The extraordinary luminous circles that now grace the sixty-by-twenty-foot wall of the Equinox Spa and Gym in Dallas were pitched without Chris ever having painted a single circular piece of acrylic. Subsequently one viewer reveling at the installation led to his next challenge, a commission inspired by that same Equinox piece, for the lobby of the new Dove Mountain Ritz Hotel, in Tucson, Arizona.
From the smallest to the largest work, the majesty and magnitude of each is equally imbued with color and suffused with magical light. Yet the simplicity of his pieces belies a complex underpinning of thought and technique.

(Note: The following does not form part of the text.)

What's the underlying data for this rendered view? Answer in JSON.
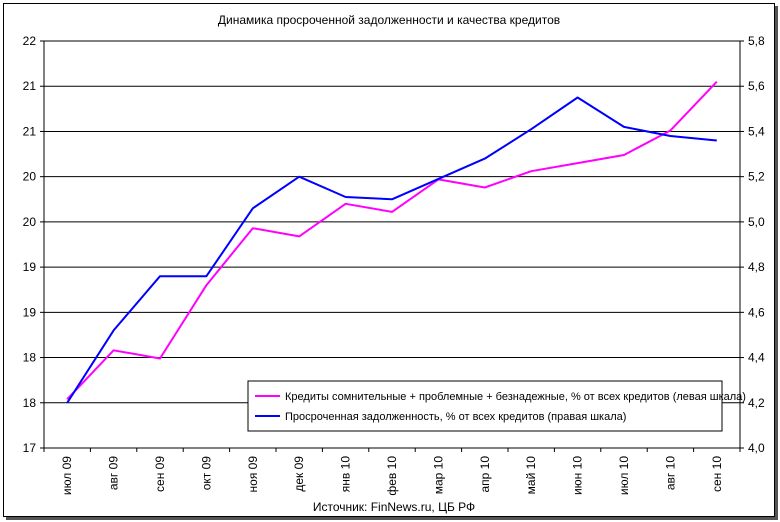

While the metallic paints impart a luminosity that changes depending upon the angle of viewing, the paint dries very quickly. Chris has described painting this way like a chess game – thinking four or five moves ahead to avoid literally painting himself, and the piece, into a corner.
“The closer a piece is to natural formations or patterns the more successful I feel it is”, says Martin. “There is a great art piece by Marcel Duchamp. I can’t remember the title, but he left a piece of glass in nature for a year and then represented it as art. It’s an example of the artistic effect of time and weather. It also challenges what we think of as art.”

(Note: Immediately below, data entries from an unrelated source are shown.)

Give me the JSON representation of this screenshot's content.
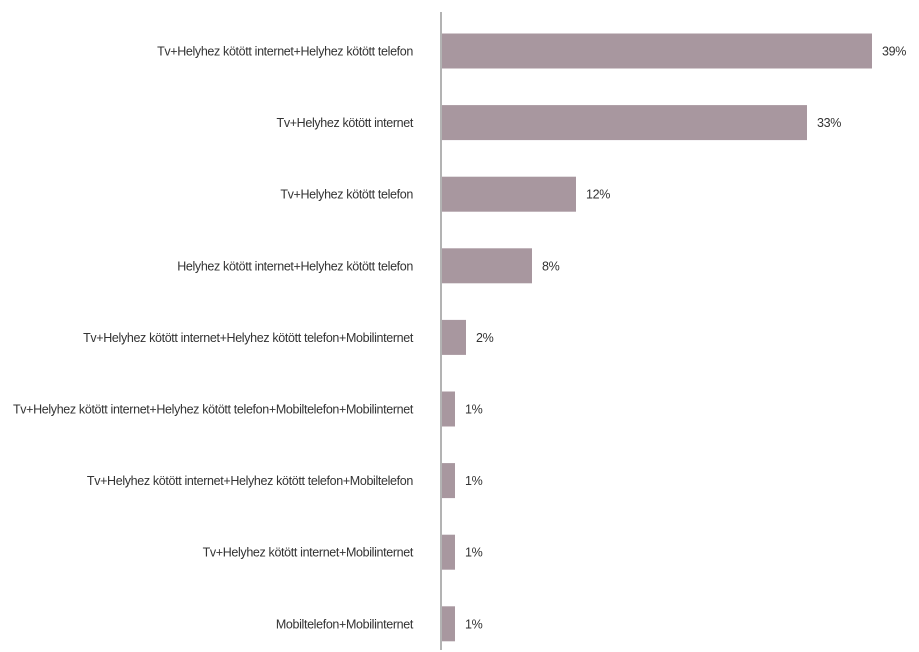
{
  "chart_data": {
    "type": "bar",
    "orientation": "horizontal",
    "categories": [
      "Tv+Helyhez kötött internet+Helyhez kötött telefon",
      "Tv+Helyhez kötött internet",
      "Tv+Helyhez kötött telefon",
      "Helyhez kötött internet+Helyhez kötött telefon",
      "Tv+Helyhez kötött internet+Helyhez kötött telefon+Mobilinternet",
      "Tv+Helyhez kötött internet+Helyhez kötött telefon+Mobiltelefon+Mobilinternet",
      "Tv+Helyhez kötött internet+Helyhez kötött telefon+Mobiltelefon",
      "Tv+Helyhez kötött internet+Mobilinternet",
      "Mobiltelefon+Mobilinternet"
    ],
    "values": [
      39,
      33,
      12,
      8,
      2,
      1,
      1,
      1,
      1
    ],
    "value_labels": [
      "39%",
      "33%",
      "12%",
      "8%",
      "2%",
      "1%",
      "1%",
      "1%",
      "1%"
    ],
    "unit": "%",
    "xlim": [
      0,
      40
    ],
    "grid": false,
    "legend": "none",
    "colors": {
      "bar": "#a8979f",
      "axis": "#b3b3b3",
      "text": "#333333"
    }
  }
}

For Martin, art is a very internal process. His abstractions draw on “patterns of nature occurring within other patterns,” and are then processed through soul-searching sessions of substantive painting. From his studio looking out at the east Texas fields Chris marvels, “When you observe wood grains, the veining of a marble slab, the alternating colors in petrified wood, sand dunes, rivers, mountains, deserts, cellular formations, they are all inherently poetic and attuned to the laws of abstraction. Study them closely, and you’ll identify compositions of wondrous abstraction. We are surrounded by these masterpieces.”

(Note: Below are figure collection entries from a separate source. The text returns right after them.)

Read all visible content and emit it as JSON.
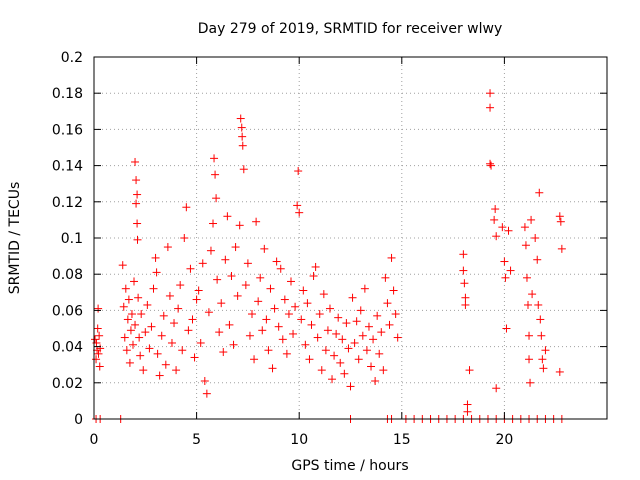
{
  "chart_data": {
    "type": "scatter",
    "title": "Day 279 of 2019, SRMTID for receiver wlwy",
    "xlabel": "GPS time / hours",
    "ylabel": "SRMTID / TECUs",
    "xlim": [
      0,
      25
    ],
    "ylim": [
      0,
      0.2
    ],
    "x_ticks": [
      0,
      5,
      10,
      15,
      20
    ],
    "y_ticks": [
      0,
      0.02,
      0.04,
      0.06,
      0.08,
      0.1,
      0.12,
      0.14,
      0.16,
      0.18,
      0.2
    ],
    "x_tick_labels": [
      "0",
      "5",
      "10",
      "15",
      "20"
    ],
    "y_tick_labels": [
      "0",
      "0.02",
      "0.04",
      "0.06",
      "0.08",
      "0.1",
      "0.12",
      "0.14",
      "0.16",
      "0.18",
      "0.2"
    ],
    "grid": true,
    "marker": "+",
    "marker_color": "#ff0000",
    "series": [
      {
        "name": "SRMTID",
        "points": [
          [
            0.1,
            0.033
          ],
          [
            0.12,
            0.042
          ],
          [
            0.15,
            0.038
          ],
          [
            0.18,
            0.05
          ],
          [
            0.2,
            0.061
          ],
          [
            0.22,
            0.036
          ],
          [
            0.25,
            0.046
          ],
          [
            0.28,
            0.029
          ],
          [
            0.05,
            0.044
          ],
          [
            0.3,
            0.039
          ],
          [
            0.1,
            0
          ],
          [
            0.3,
            0
          ],
          [
            1.3,
            0
          ],
          [
            1.4,
            0.085
          ],
          [
            1.45,
            0.062
          ],
          [
            1.5,
            0.045
          ],
          [
            1.55,
            0.072
          ],
          [
            1.6,
            0.038
          ],
          [
            1.65,
            0.055
          ],
          [
            1.7,
            0.066
          ],
          [
            1.75,
            0.031
          ],
          [
            1.8,
            0.049
          ],
          [
            1.85,
            0.058
          ],
          [
            1.9,
            0.041
          ],
          [
            1.95,
            0.076
          ],
          [
            2.0,
            0.052
          ],
          [
            2.0,
            0.142
          ],
          [
            2.05,
            0.132
          ],
          [
            2.05,
            0.119
          ],
          [
            2.1,
            0.124
          ],
          [
            2.1,
            0.108
          ],
          [
            2.12,
            0.099
          ],
          [
            2.15,
            0.067
          ],
          [
            2.2,
            0.045
          ],
          [
            2.25,
            0.035
          ],
          [
            2.3,
            0.058
          ],
          [
            2.4,
            0.027
          ],
          [
            2.5,
            0.048
          ],
          [
            2.6,
            0.063
          ],
          [
            2.7,
            0.039
          ],
          [
            2.8,
            0.051
          ],
          [
            2.9,
            0.072
          ],
          [
            3.0,
            0.089
          ],
          [
            3.05,
            0.081
          ],
          [
            3.1,
            0.036
          ],
          [
            3.2,
            0.024
          ],
          [
            3.3,
            0.046
          ],
          [
            3.4,
            0.057
          ],
          [
            3.5,
            0.03
          ],
          [
            3.6,
            0.095
          ],
          [
            3.7,
            0.068
          ],
          [
            3.8,
            0.042
          ],
          [
            3.9,
            0.053
          ],
          [
            4.0,
            0.027
          ],
          [
            4.1,
            0.061
          ],
          [
            4.2,
            0.074
          ],
          [
            4.3,
            0.038
          ],
          [
            4.4,
            0.1
          ],
          [
            4.5,
            0.117
          ],
          [
            4.6,
            0.049
          ],
          [
            4.7,
            0.083
          ],
          [
            4.8,
            0.055
          ],
          [
            4.9,
            0.034
          ],
          [
            5.0,
            0.066
          ],
          [
            5.1,
            0.071
          ],
          [
            5.2,
            0.042
          ],
          [
            5.3,
            0.086
          ],
          [
            5.4,
            0.021
          ],
          [
            5.5,
            0.014
          ],
          [
            5.6,
            0.059
          ],
          [
            5.7,
            0.093
          ],
          [
            5.8,
            0.108
          ],
          [
            5.85,
            0.144
          ],
          [
            5.9,
            0.135
          ],
          [
            5.95,
            0.122
          ],
          [
            6.0,
            0.077
          ],
          [
            6.1,
            0.048
          ],
          [
            6.2,
            0.064
          ],
          [
            6.3,
            0.037
          ],
          [
            6.4,
            0.088
          ],
          [
            6.5,
            0.112
          ],
          [
            6.6,
            0.052
          ],
          [
            6.7,
            0.079
          ],
          [
            6.8,
            0.041
          ],
          [
            6.9,
            0.095
          ],
          [
            7.0,
            0.068
          ],
          [
            7.1,
            0.107
          ],
          [
            7.15,
            0.166
          ],
          [
            7.2,
            0.161
          ],
          [
            7.22,
            0.156
          ],
          [
            7.25,
            0.151
          ],
          [
            7.3,
            0.138
          ],
          [
            7.4,
            0.074
          ],
          [
            7.5,
            0.086
          ],
          [
            7.6,
            0.046
          ],
          [
            7.7,
            0.058
          ],
          [
            7.8,
            0.033
          ],
          [
            7.9,
            0.109
          ],
          [
            8.0,
            0.065
          ],
          [
            8.1,
            0.078
          ],
          [
            8.2,
            0.049
          ],
          [
            8.3,
            0.094
          ],
          [
            8.4,
            0.055
          ],
          [
            8.5,
            0.038
          ],
          [
            8.6,
            0.072
          ],
          [
            8.7,
            0.028
          ],
          [
            8.8,
            0.061
          ],
          [
            8.9,
            0.087
          ],
          [
            9.0,
            0.051
          ],
          [
            9.1,
            0.083
          ],
          [
            9.2,
            0.044
          ],
          [
            9.3,
            0.066
          ],
          [
            9.4,
            0.036
          ],
          [
            9.5,
            0.058
          ],
          [
            9.6,
            0.076
          ],
          [
            9.7,
            0.047
          ],
          [
            9.8,
            0.062
          ],
          [
            9.9,
            0.118
          ],
          [
            9.95,
            0.137
          ],
          [
            10.0,
            0.114
          ],
          [
            10.1,
            0.055
          ],
          [
            10.2,
            0.071
          ],
          [
            10.3,
            0.041
          ],
          [
            10.4,
            0.064
          ],
          [
            10.5,
            0.033
          ],
          [
            10.6,
            0.052
          ],
          [
            10.7,
            0.079
          ],
          [
            10.8,
            0.084
          ],
          [
            10.9,
            0.045
          ],
          [
            11.0,
            0.058
          ],
          [
            11.1,
            0.027
          ],
          [
            11.2,
            0.069
          ],
          [
            11.3,
            0.038
          ],
          [
            11.4,
            0.049
          ],
          [
            11.5,
            0.061
          ],
          [
            11.6,
            0.022
          ],
          [
            11.7,
            0.035
          ],
          [
            11.8,
            0.047
          ],
          [
            11.9,
            0.056
          ],
          [
            12.0,
            0.031
          ],
          [
            12.1,
            0.044
          ],
          [
            12.2,
            0.025
          ],
          [
            12.3,
            0.053
          ],
          [
            12.4,
            0.039
          ],
          [
            12.5,
            0.018
          ],
          [
            12.6,
            0.067
          ],
          [
            12.7,
            0.042
          ],
          [
            12.8,
            0.054
          ],
          [
            12.9,
            0.033
          ],
          [
            13.0,
            0.06
          ],
          [
            13.1,
            0.046
          ],
          [
            13.2,
            0.072
          ],
          [
            13.3,
            0.038
          ],
          [
            13.4,
            0.051
          ],
          [
            13.5,
            0.029
          ],
          [
            13.6,
            0.044
          ],
          [
            13.7,
            0.021
          ],
          [
            13.8,
            0.057
          ],
          [
            13.9,
            0.036
          ],
          [
            14.0,
            0.048
          ],
          [
            14.1,
            0.027
          ],
          [
            14.2,
            0.078
          ],
          [
            14.3,
            0.064
          ],
          [
            14.4,
            0.052
          ],
          [
            14.5,
            0.089
          ],
          [
            14.6,
            0.071
          ],
          [
            14.7,
            0.058
          ],
          [
            14.8,
            0.045
          ],
          [
            12.5,
            0
          ],
          [
            14.3,
            0
          ],
          [
            14.5,
            0
          ],
          [
            15.2,
            0
          ],
          [
            15.6,
            0
          ],
          [
            16.0,
            0
          ],
          [
            16.4,
            0
          ],
          [
            16.8,
            0
          ],
          [
            17.2,
            0
          ],
          [
            17.6,
            0
          ],
          [
            18.0,
            0
          ],
          [
            18.4,
            0
          ],
          [
            18.8,
            0
          ],
          [
            19.2,
            0
          ],
          [
            19.6,
            0
          ],
          [
            20.0,
            0
          ],
          [
            20.4,
            0
          ],
          [
            20.8,
            0
          ],
          [
            21.2,
            0
          ],
          [
            21.6,
            0
          ],
          [
            22.0,
            0
          ],
          [
            22.4,
            0
          ],
          [
            22.8,
            0
          ],
          [
            18.0,
            0.091
          ],
          [
            18.0,
            0.082
          ],
          [
            18.05,
            0.075
          ],
          [
            18.1,
            0.067
          ],
          [
            18.1,
            0.063
          ],
          [
            18.2,
            0.008
          ],
          [
            18.2,
            0.004
          ],
          [
            18.3,
            0.027
          ],
          [
            19.3,
            0.18
          ],
          [
            19.3,
            0.172
          ],
          [
            19.3,
            0.141
          ],
          [
            19.35,
            0.14
          ],
          [
            19.5,
            0.11
          ],
          [
            19.55,
            0.116
          ],
          [
            19.6,
            0.101
          ],
          [
            19.6,
            0.017
          ],
          [
            19.9,
            0.106
          ],
          [
            20.0,
            0.087
          ],
          [
            20.05,
            0.078
          ],
          [
            20.1,
            0.05
          ],
          [
            20.2,
            0.104
          ],
          [
            20.3,
            0.082
          ],
          [
            21.0,
            0.106
          ],
          [
            21.05,
            0.096
          ],
          [
            21.1,
            0.078
          ],
          [
            21.15,
            0.063
          ],
          [
            21.2,
            0.046
          ],
          [
            21.2,
            0.033
          ],
          [
            21.25,
            0.02
          ],
          [
            21.3,
            0.11
          ],
          [
            21.35,
            0.069
          ],
          [
            21.5,
            0.1
          ],
          [
            21.6,
            0.088
          ],
          [
            21.65,
            0.063
          ],
          [
            21.7,
            0.125
          ],
          [
            21.75,
            0.055
          ],
          [
            21.8,
            0.046
          ],
          [
            21.85,
            0.033
          ],
          [
            21.9,
            0.028
          ],
          [
            22.0,
            0.038
          ],
          [
            22.7,
            0.112
          ],
          [
            22.75,
            0.109
          ],
          [
            22.8,
            0.094
          ],
          [
            22.7,
            0.026
          ]
        ]
      }
    ]
  }
}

Several works are studies detailing foliage markings while others capture random patterns of water droplets or splashes - allowing the viewer a peek into an organic kaleidoscope of unexpected order. It is precisely this order which harnesses the colorful chaos, bringing strength and harmony to each work. But Martin didn’t plan it this way – he creates by allowing each painting to take on a life of its own – experimenting until “the piece finds its pulse, that’s the exciting part”, he says.
Constantly experimenting with application methods keeps Christopher freshly engaged. His wit is apparent when he says, “The control and manipulation of patterns of water and paint is much like herding cats,” but the end results can be truly beautiful."